Uptake of [18F]DCFPyL in Paget’s Disease of Bone, an Important Potential Pitfall in the Clinical Interpretation of PSMA PET Studies

Steven P. Rowe1, Curtiland Deville2, Channing Paller3, Steve Y. Cho5, Elliot K. Fishman1, Martin G. Pomper1, Ashley E. Ross4, Michael A. Gorin4

1Russell H. Morgan Department of Radiology and Radiological Science,2Department of Radiation Oncology and Molecular Radiation Sciences,3Sidney Kimmel Comprehensive Cancer Center, and4The James Buchanan Brady Urological Institute and Department of Urology, Johns Hopkins University School of Medicine, Baltimore, MD; and5Department of Radiology, University of Wisconsin School of Medicine and Public Health, Madison, WI


Prostate-specific membrane antigen (PSMA)-targeted positron emission tomography (PET) imaging is an emerging technique for evaluating patients with prostate cancer (PCa) in a variety of clinical contexts. As with any new imaging modality, there are interpretive pitfalls that are beginning to be recognized. In this report, we describe the findings in a 63-year-old male with biochemically recurrent PCa after radical prosta- tectomy who was imaged with 2-(3-{1-carboxy-5-[(6-[18F]fluoro-pyridine-3-carbonyl)-amino]-pentyl}-ureido)- pentanedioic acid ([18F]DCFPyL), a small-molecule inhibitor of PSMA. Diffuse radiotracer uptake was noted throughout the sacrum, corresponding to imaging findings on contrast-enhanced computed tomography (CT), bone scan, and pelvic magnetic resonance imaging consistent with Paget’s disease of bone. The uptake of [18F]DCFPyL in Paget’s disease most likely results from hyperemia and increased radiotracer delivery. In light of the overlap in patients affected by PCa and Paget’s disease, it is important for nuclear medicine physi- cians and radiologists to be aware of the potential for this diagnostic pitfall when interpreting PSMA PET/CT scans. Correlating findings on conventional imaging such as diagnostic CT and bone scan can help confirm the diagnosis.


Limitations in conventional imaging for evaluating prostate cancer (PCa) have spurred the development of several new positron emission tomography (PET) molecular imaging agents. Among the most extensively studied radiotracers are small-molecule inhibitors of prostate-specific membrane antigen (PSMA) (13), a transmembrane enzyme that is highly expressed in PCa and the expression of which is positively correlated with aggressive features of the disease (46).
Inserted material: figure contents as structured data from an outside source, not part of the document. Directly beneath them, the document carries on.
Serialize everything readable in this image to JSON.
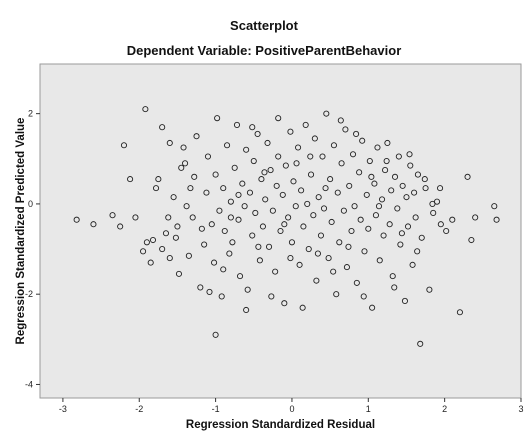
{
  "chart_data": {
    "type": "scatter",
    "title": "Scatterplot",
    "subtitle": "Dependent Variable: PositiveParentBehavior",
    "xlabel": "Regression Standardized Residual",
    "ylabel": "Regression Standardized Predicted Value",
    "xlim": [
      -3.3,
      3.0
    ],
    "ylim": [
      -4.3,
      3.1
    ],
    "x_ticks": [
      "-3",
      "-2",
      "-1",
      "0",
      "1",
      "2",
      "3"
    ],
    "y_ticks": [
      "2",
      "0",
      "-2",
      "-4"
    ],
    "grid": false,
    "plot_background": "#e8e8e8",
    "marker": {
      "shape": "open-circle",
      "color": "#222222"
    },
    "points": [
      [
        -2.82,
        -0.35
      ],
      [
        -2.6,
        -0.45
      ],
      [
        -2.35,
        -0.25
      ],
      [
        -2.25,
        -0.5
      ],
      [
        -2.2,
        1.3
      ],
      [
        -2.12,
        0.55
      ],
      [
        -2.05,
        -0.3
      ],
      [
        -1.95,
        -1.05
      ],
      [
        -1.9,
        -0.85
      ],
      [
        -1.85,
        -1.3
      ],
      [
        -1.82,
        -0.8
      ],
      [
        -1.78,
        0.35
      ],
      [
        -1.75,
        0.55
      ],
      [
        -1.7,
        -1.0
      ],
      [
        -1.65,
        -0.65
      ],
      [
        -1.62,
        -0.3
      ],
      [
        -1.6,
        -1.2
      ],
      [
        -1.55,
        0.15
      ],
      [
        -1.52,
        -0.75
      ],
      [
        -1.5,
        -0.5
      ],
      [
        -1.48,
        -1.55
      ],
      [
        -1.42,
        1.25
      ],
      [
        -1.4,
        0.9
      ],
      [
        -1.38,
        -0.05
      ],
      [
        -1.35,
        -1.15
      ],
      [
        -1.3,
        -0.3
      ],
      [
        -1.28,
        0.6
      ],
      [
        -1.25,
        1.5
      ],
      [
        -1.2,
        -1.85
      ],
      [
        -1.15,
        -0.9
      ],
      [
        -1.12,
        0.25
      ],
      [
        -1.1,
        1.05
      ],
      [
        -1.05,
        -0.45
      ],
      [
        -1.02,
        -1.3
      ],
      [
        -1.0,
        0.65
      ],
      [
        -0.98,
        1.9
      ],
      [
        -0.95,
        -0.15
      ],
      [
        -0.92,
        -2.05
      ],
      [
        -0.9,
        0.35
      ],
      [
        -0.88,
        -0.6
      ],
      [
        -0.85,
        1.3
      ],
      [
        -0.82,
        -1.1
      ],
      [
        -0.8,
        0.05
      ],
      [
        -0.78,
        -0.85
      ],
      [
        -0.75,
        0.8
      ],
      [
        -0.72,
        1.75
      ],
      [
        -0.7,
        -0.35
      ],
      [
        -0.68,
        -1.6
      ],
      [
        -0.65,
        0.45
      ],
      [
        -0.62,
        -0.05
      ],
      [
        -0.6,
        1.2
      ],
      [
        -0.58,
        -1.9
      ],
      [
        -0.55,
        0.25
      ],
      [
        -0.52,
        -0.7
      ],
      [
        -0.5,
        0.95
      ],
      [
        -0.48,
        -0.2
      ],
      [
        -0.45,
        1.55
      ],
      [
        -0.42,
        -1.25
      ],
      [
        -0.4,
        0.55
      ],
      [
        -0.38,
        -0.5
      ],
      [
        -0.35,
        0.1
      ],
      [
        -0.32,
        1.35
      ],
      [
        -0.3,
        -0.95
      ],
      [
        -0.28,
        0.75
      ],
      [
        -0.25,
        -0.15
      ],
      [
        -0.22,
        -1.5
      ],
      [
        -0.2,
        0.4
      ],
      [
        -0.18,
        1.05
      ],
      [
        -0.15,
        -0.6
      ],
      [
        -0.12,
        0.2
      ],
      [
        -0.1,
        -2.2
      ],
      [
        -0.08,
        0.85
      ],
      [
        -0.05,
        -0.3
      ],
      [
        -0.02,
        1.6
      ],
      [
        0.0,
        -0.85
      ],
      [
        0.02,
        0.5
      ],
      [
        0.05,
        -0.05
      ],
      [
        0.08,
        1.25
      ],
      [
        0.1,
        -1.35
      ],
      [
        0.12,
        0.3
      ],
      [
        0.15,
        -0.5
      ],
      [
        0.18,
        1.75
      ],
      [
        0.2,
        0.0
      ],
      [
        0.22,
        -1.0
      ],
      [
        0.25,
        0.65
      ],
      [
        0.28,
        -0.25
      ],
      [
        0.3,
        1.45
      ],
      [
        0.32,
        -1.7
      ],
      [
        0.35,
        0.15
      ],
      [
        0.38,
        -0.7
      ],
      [
        0.4,
        1.05
      ],
      [
        0.42,
        -0.1
      ],
      [
        0.45,
        2.0
      ],
      [
        0.48,
        -1.2
      ],
      [
        0.5,
        0.55
      ],
      [
        0.52,
        -0.4
      ],
      [
        0.55,
        1.3
      ],
      [
        0.58,
        -2.0
      ],
      [
        0.6,
        0.25
      ],
      [
        0.62,
        -0.85
      ],
      [
        0.65,
        0.9
      ],
      [
        0.68,
        -0.15
      ],
      [
        0.7,
        1.65
      ],
      [
        0.72,
        -1.4
      ],
      [
        0.75,
        0.4
      ],
      [
        0.78,
        -0.6
      ],
      [
        0.8,
        1.1
      ],
      [
        0.82,
        -0.05
      ],
      [
        0.85,
        -1.75
      ],
      [
        0.88,
        0.7
      ],
      [
        0.9,
        -0.35
      ],
      [
        0.92,
        1.4
      ],
      [
        0.95,
        -1.05
      ],
      [
        0.98,
        0.2
      ],
      [
        1.0,
        -0.55
      ],
      [
        1.02,
        0.95
      ],
      [
        1.05,
        -2.3
      ],
      [
        1.08,
        0.45
      ],
      [
        1.1,
        -0.25
      ],
      [
        1.12,
        1.25
      ],
      [
        1.15,
        -1.25
      ],
      [
        1.18,
        0.1
      ],
      [
        1.2,
        -0.7
      ],
      [
        1.22,
        0.75
      ],
      [
        1.25,
        1.35
      ],
      [
        1.28,
        -0.45
      ],
      [
        1.3,
        0.3
      ],
      [
        1.32,
        -1.6
      ],
      [
        1.35,
        0.6
      ],
      [
        1.38,
        -0.1
      ],
      [
        1.4,
        1.05
      ],
      [
        1.42,
        -0.9
      ],
      [
        1.45,
        0.4
      ],
      [
        1.48,
        -2.15
      ],
      [
        1.5,
        0.15
      ],
      [
        1.52,
        -0.5
      ],
      [
        1.55,
        0.85
      ],
      [
        1.58,
        -1.35
      ],
      [
        1.6,
        0.25
      ],
      [
        1.62,
        -0.3
      ],
      [
        1.65,
        0.65
      ],
      [
        1.68,
        -3.1
      ],
      [
        1.7,
        -0.75
      ],
      [
        1.75,
        0.35
      ],
      [
        1.8,
        -1.9
      ],
      [
        1.85,
        -0.2
      ],
      [
        1.9,
        0.05
      ],
      [
        1.95,
        -0.45
      ],
      [
        2.1,
        -0.35
      ],
      [
        2.2,
        -2.4
      ],
      [
        2.3,
        0.6
      ],
      [
        2.35,
        -0.8
      ],
      [
        2.4,
        -0.3
      ],
      [
        2.65,
        -0.05
      ],
      [
        2.68,
        -0.35
      ],
      [
        -1.92,
        2.1
      ],
      [
        -1.7,
        1.7
      ],
      [
        -1.6,
        1.35
      ],
      [
        -1.45,
        0.8
      ],
      [
        -1.33,
        0.35
      ],
      [
        -1.18,
        -0.55
      ],
      [
        -1.08,
        -1.95
      ],
      [
        -1.0,
        -2.9
      ],
      [
        -0.9,
        -1.45
      ],
      [
        -0.8,
        -0.3
      ],
      [
        -0.7,
        0.2
      ],
      [
        -0.6,
        -2.35
      ],
      [
        -0.52,
        1.7
      ],
      [
        -0.44,
        -0.95
      ],
      [
        -0.36,
        0.7
      ],
      [
        -0.27,
        -2.05
      ],
      [
        -0.18,
        1.9
      ],
      [
        -0.1,
        -0.45
      ],
      [
        -0.02,
        -1.2
      ],
      [
        0.06,
        0.9
      ],
      [
        0.14,
        -2.3
      ],
      [
        0.24,
        1.05
      ],
      [
        0.34,
        -1.1
      ],
      [
        0.44,
        0.35
      ],
      [
        0.54,
        -1.5
      ],
      [
        0.64,
        1.85
      ],
      [
        0.74,
        -0.95
      ],
      [
        0.84,
        1.55
      ],
      [
        0.94,
        -2.05
      ],
      [
        1.04,
        0.6
      ],
      [
        1.14,
        -0.05
      ],
      [
        1.24,
        0.95
      ],
      [
        1.34,
        -1.85
      ],
      [
        1.44,
        -0.65
      ],
      [
        1.54,
        1.1
      ],
      [
        1.64,
        -1.05
      ],
      [
        1.74,
        0.55
      ],
      [
        1.84,
        0.0
      ],
      [
        1.94,
        0.35
      ],
      [
        2.02,
        -0.6
      ]
    ]
  }
}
These small-molecule imaging agents have demonstrated several important findings in early clinical studies of PCa patients, including (1) the reliable identification of clinically significant disease in preprostatectomy patients (7), (2) greater sensitivity for identifying sites of disease in patients with metastatic PCa compared with conventional imaging with contrast-enhanced computed tomography (CECT) and [99mTc]methylene diphosphonate (MDP) bone scan (BS) (8), and (3) higher sensitivity than conventional imaging for detecting lesions in patients with biochemical recurrence after prostatectomy (9). The specificity of these agents is also quite high and has been reported to be up to 100% in some series with pathological correlation (10). Despite this high apparent specificity, potential false positives have been noted in the literature, including radiotracer uptake in celiac ganglia (11) and an adrenal adenoma (12).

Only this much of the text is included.